The magnets. Because I knew that the larger suction cups would not fit on my van, I also ordered the magnets, a $45 add-on. The magnets are versatile and easy to use, but they're far less secure than the smaller suction cups. Several times, in 15+ mph gusts (which in New Mexico, in spring, we call a "light breeze"), I had the magnets lift off the car, which resulted in a predictable collapse (and wind-born departure) of the whole MoonShade apparatus. This is a little disconcerting because the magnets, unlike the suction cups, actually weigh something--and could inflict real damage on a car window. Also, during the second collapse, one of the vertical support poles was bent, and I'm not sure if the fact that I was able to easily bend it back to shape by hand is a plus or a minus. The lesson: Awnings are not great friends of the wind, and don't buy the magnets unless you have to.
Roof-rack attachments. I didn't test any of these since I don't have a roof rack on either of my vehicles, but you can buy various MoonShade-specific attachments for roof racks of different sizes, and will be my go-to attachment once I get a rack for the Subaru.
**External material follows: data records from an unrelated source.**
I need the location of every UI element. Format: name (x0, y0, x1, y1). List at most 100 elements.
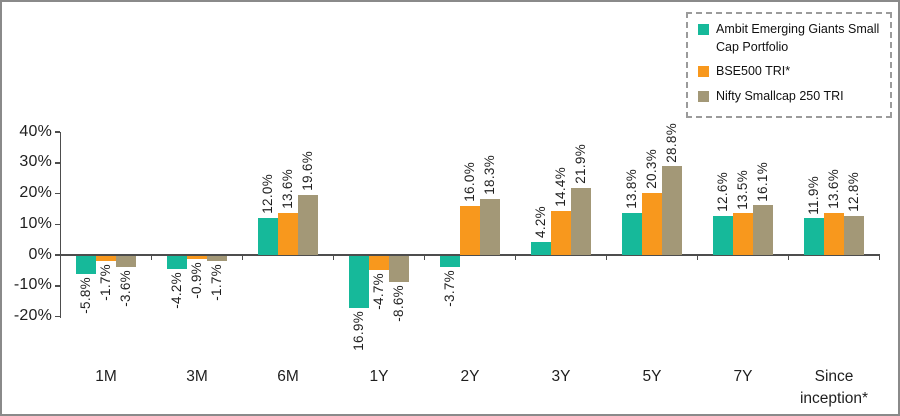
bar (167, 255, 187, 269)
legend-item: BSE500 TRI* (696, 63, 882, 81)
category-label: 1M (95, 368, 117, 385)
value-label: 16.0% (462, 162, 477, 202)
value-label: 13.6% (826, 169, 841, 210)
bar (713, 216, 733, 255)
value-label: 16.1% (755, 161, 770, 202)
y-tick-label: -20% (13, 307, 52, 324)
value-label: 21.9% (573, 143, 588, 184)
category-label: 5Y (642, 368, 662, 385)
y-tick-mark (54, 162, 60, 164)
x-tick-mark (150, 255, 153, 260)
bar (76, 255, 96, 274)
value-label: -5.8% (78, 276, 93, 314)
bar (804, 218, 824, 255)
y-tick-mark (54, 315, 60, 318)
x-tick-mark (514, 255, 517, 260)
y-tick-mark (54, 285, 60, 287)
value-label: 18.3% (482, 154, 497, 195)
value-label: 12.0% (260, 174, 275, 215)
bar (349, 255, 369, 308)
value-label: -3.6% (118, 270, 133, 307)
bar (96, 255, 116, 261)
category-label: Since inception* (799, 368, 869, 407)
bar (369, 255, 389, 271)
bar (480, 198, 500, 255)
value-label: -8.6% (391, 285, 406, 323)
category-label: 3Y (551, 368, 571, 385)
value-label: 13.6% (280, 169, 295, 210)
y-tick-label: -10% (13, 276, 52, 294)
bar (531, 242, 551, 255)
value-label: 28.8% (664, 122, 679, 163)
y-tick-label: 0% (28, 245, 52, 263)
legend-item: Ambit Emerging Giants Small Cap Portfoli… (696, 21, 882, 56)
x-axis-line (59, 254, 880, 256)
x-tick-mark (605, 255, 608, 260)
x-tick-mark (423, 255, 426, 260)
bar (389, 255, 409, 283)
y-tick-label: 30% (19, 153, 52, 171)
category-label: 3M (186, 368, 208, 385)
legend-label: Ambit Emerging Giants Small Cap Portfoli… (716, 22, 880, 54)
value-label: -1.7% (209, 264, 224, 301)
x-tick-mark (241, 255, 244, 260)
bar (571, 187, 591, 255)
category-label: 2Y (460, 368, 480, 385)
y-tick-mark (54, 223, 60, 225)
x-tick-mark (696, 255, 699, 260)
y-tick-mark (54, 131, 60, 133)
x-tick-mark (332, 255, 335, 260)
legend-swatch (698, 90, 709, 102)
x-tick-mark (59, 255, 62, 260)
value-label: -0.9% (189, 261, 204, 299)
bar (844, 215, 864, 255)
bar (298, 194, 318, 255)
bar (187, 255, 207, 259)
bar (460, 205, 480, 255)
category-label: 1Y (369, 368, 389, 385)
x-tick-mark (878, 255, 881, 260)
y-tick-label: 10% (19, 214, 52, 232)
bar (278, 213, 298, 255)
bar (440, 255, 460, 268)
value-label: 12.8% (846, 171, 861, 212)
value-label: 13.5% (735, 169, 750, 210)
y-tick-label: 40% (19, 122, 52, 140)
y-tick-label: 20% (19, 184, 52, 201)
value-label: -1.7% (98, 264, 113, 301)
bar (207, 255, 227, 261)
legend-swatch (698, 24, 709, 35)
bar (551, 210, 571, 255)
bar (258, 218, 278, 255)
x-tick-mark (787, 255, 790, 260)
bar (733, 213, 753, 255)
legend-item: Nifty Smallcap 250 TRI (696, 88, 882, 106)
bar (753, 205, 773, 255)
category-label: 7Y (733, 368, 753, 385)
bar (622, 212, 642, 255)
legend-label: Nifty Smallcap 250 TRI (716, 88, 844, 103)
value-label: 20.3% (644, 148, 659, 189)
value-label: 13.8% (624, 168, 639, 209)
value-label: 14.4% (553, 166, 568, 207)
value-label: -3.7% (442, 270, 457, 308)
value-label: 4.2% (533, 206, 548, 239)
y-axis-line (59, 132, 61, 318)
bar (824, 213, 844, 255)
legend-swatch (698, 66, 709, 77)
y-tick-mark (54, 254, 60, 256)
value-label: -4.7% (371, 273, 386, 311)
y-tick-mark (54, 192, 60, 195)
legend: Ambit Emerging Giants Small Cap Portfoli… (686, 12, 892, 118)
value-label: 19.6% (300, 150, 315, 191)
value-label: -4.2% (169, 271, 184, 309)
value-label: 11.9% (806, 175, 821, 215)
legend-label: BSE500 TRI* (716, 64, 791, 78)
bar (116, 255, 136, 267)
category-label: 6M (277, 368, 299, 385)
value-label: 16.9% (351, 310, 366, 351)
bar (642, 192, 662, 255)
value-label: 12.6% (715, 172, 730, 213)
bar (662, 166, 682, 255)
Semi-permanent adhesive. For users who plan on using the MoonShade often, the semi-permanent adhesive attachments are designed (per Moon's website) to "Securely mount to any reasonably flat surface, even textured fiberglass, such as those found on many pop-up campers, trailers, conversion vans, and Jeep Wranglers." I did not test these.
Customizable & Adaptable
Because it's designed for use on multiple vehicles, the MoonShade's support poles extend vertically, allowing you to customize how high the shade actually sits. This is great if you've got both a low-slung hatchback and a high-roof ProMaster, as I do, since I can use the same shade on both. But I did find that when extended to their maximum height of 96 inches (8 feet), the poles lost some of their rigidity and tended to rattle distractingly in the wind. I also found it somewhat annoying that you couldn't stake down the vertical poles themselves, since they tended to wander and bounce when the wind lifted the dome-shaped awning. (The poles have rubber feet, a bit like you'd find on a cane, rather than a sharp tip that can penetrate the soil.)
Ingeniously, however, if you're parked on rocky ground (or in a parking lot) and can't stake down your awning, you can affix the small suction cups (the ones I typically use to attach the awning to the roof of my van) to the vertical support poles, which you then mount to the side of your vehicle.
Picture from Moonshade
The only problem with this system is that, if it's at all windy, I really need the suction cups top of my van--which means I can't attach them to its sides. This grievance is easily solved, however: You could install one of the more permanent attachments or simply buy a second pair of small suction cups ($15).
All in all, I'm impressed with the MoonShade's durability. The 420D ripstop polyester (with UV protective treatment) withstood the rippling wind during several long and blustery weekends of testing, and all the connection points held up admirably. No rips. No fraying. But Moon's emphasis on lightweight materials comes at a cost: As noted above, I did have one of my vertical support poles bend when the magnet released during what was honestly a pretty mild gust. And I broke one of my guyline stakes when it hit a rock while I was pounding it into some otherwise only mildly firm ground.
All in all
A dang solid product. I wish I had a MoonShade in my youth and am glad I have one now.